In the meantime, they have cut funding to Alberta’s Supervised Consumption Services (SCS), and as of March 2021, the United Conservative government will not be renewing a grant dedicated to a first-of-its-kind opioid agonist treatment (iOAT) pilot program in Calgary and Edmonton, ousting 100 people from the treatment on which they rely. In the case of Lethbridge, former home of the busiest SCS facility in North America, funding was abruptly cancelled, and the site was closed without the government developing a transition strategy to assure continuity of care for those who depend on the services.

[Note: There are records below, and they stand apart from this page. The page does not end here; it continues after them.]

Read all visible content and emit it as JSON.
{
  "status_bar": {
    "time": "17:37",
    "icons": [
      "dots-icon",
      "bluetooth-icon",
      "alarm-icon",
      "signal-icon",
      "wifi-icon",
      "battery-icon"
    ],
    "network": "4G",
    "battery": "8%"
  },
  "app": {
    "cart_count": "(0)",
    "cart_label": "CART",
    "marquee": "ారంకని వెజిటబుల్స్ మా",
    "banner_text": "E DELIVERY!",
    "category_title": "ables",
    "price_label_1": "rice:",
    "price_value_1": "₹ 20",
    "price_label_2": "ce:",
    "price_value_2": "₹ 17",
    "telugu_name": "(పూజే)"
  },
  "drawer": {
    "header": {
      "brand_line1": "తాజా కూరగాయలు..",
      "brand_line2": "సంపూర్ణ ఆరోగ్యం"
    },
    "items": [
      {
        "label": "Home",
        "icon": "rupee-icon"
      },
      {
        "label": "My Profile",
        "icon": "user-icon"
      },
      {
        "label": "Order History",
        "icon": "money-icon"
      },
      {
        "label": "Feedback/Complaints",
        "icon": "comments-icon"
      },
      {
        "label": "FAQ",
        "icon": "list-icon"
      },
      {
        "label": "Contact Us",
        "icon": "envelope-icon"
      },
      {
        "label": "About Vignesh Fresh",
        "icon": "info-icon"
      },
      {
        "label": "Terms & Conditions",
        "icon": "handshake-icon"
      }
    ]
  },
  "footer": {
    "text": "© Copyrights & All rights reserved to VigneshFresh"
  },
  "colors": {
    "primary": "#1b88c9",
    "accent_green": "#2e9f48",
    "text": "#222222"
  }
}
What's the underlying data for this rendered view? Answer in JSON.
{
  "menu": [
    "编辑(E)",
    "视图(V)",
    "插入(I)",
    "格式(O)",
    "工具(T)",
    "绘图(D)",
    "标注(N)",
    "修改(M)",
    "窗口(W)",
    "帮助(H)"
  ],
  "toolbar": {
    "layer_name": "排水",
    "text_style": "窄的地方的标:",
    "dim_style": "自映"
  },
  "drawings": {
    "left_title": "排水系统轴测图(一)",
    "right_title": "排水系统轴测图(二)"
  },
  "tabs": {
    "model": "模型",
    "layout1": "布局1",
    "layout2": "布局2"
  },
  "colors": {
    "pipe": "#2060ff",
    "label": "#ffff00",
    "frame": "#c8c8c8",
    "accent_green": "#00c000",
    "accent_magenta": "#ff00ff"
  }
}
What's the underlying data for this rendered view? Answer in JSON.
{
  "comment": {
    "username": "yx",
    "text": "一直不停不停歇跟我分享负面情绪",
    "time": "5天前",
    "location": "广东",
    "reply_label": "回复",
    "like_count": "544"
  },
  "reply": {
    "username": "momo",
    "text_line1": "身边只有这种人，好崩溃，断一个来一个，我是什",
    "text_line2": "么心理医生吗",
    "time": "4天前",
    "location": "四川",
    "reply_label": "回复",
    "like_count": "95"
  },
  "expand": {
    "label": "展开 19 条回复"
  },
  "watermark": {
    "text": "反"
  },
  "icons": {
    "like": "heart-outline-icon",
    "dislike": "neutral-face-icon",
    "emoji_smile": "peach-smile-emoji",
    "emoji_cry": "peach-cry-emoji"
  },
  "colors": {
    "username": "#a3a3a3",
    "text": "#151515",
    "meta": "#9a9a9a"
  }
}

Lethbridge meanwhile has seen the highest rate of fentanyl deaths per capita in Alberta, at a rate of 42.4 deaths per 100,000 residents so far in 2020, compared to just 16.3 last year. With the closure of the site of their largest and most comprehensive addictions supports, we can expect that the overdose rate will only continue to escalate.
This report has made clear that through the past few months, while Albertans have been contending with the challenges brought on by the COVID-19 pandemic, the overdose epidemic has not slowed its course to tear through our communities. This is an ongoing and worsening public health crisis, yet the Alberta government has decided to defund harm reduction initiatives throughout the province, and to all but erase the necessary tenets of harm reduction from their addictions strategy. In addition to the tragic picture painted in this quarterly report, decades worth of data from around the world support SCS because they save lives. But instead of following the best evidence, this government is showing that they are willing to risk the lives of untold numbers of Albertans in order to blindly pursue their rigid ideology.
“The most vulnerable Albertans are becoming collateral damage to a government that is bent on pushing forward an ideological agenda to cut and privatize the very programs that make our province safer and healthier,” says Azocar. “These are real people, with real families and communities who need assurance that their loved ones will have access to the care they need and deserve. The government must take accountability for the consequences of their heartless actions.”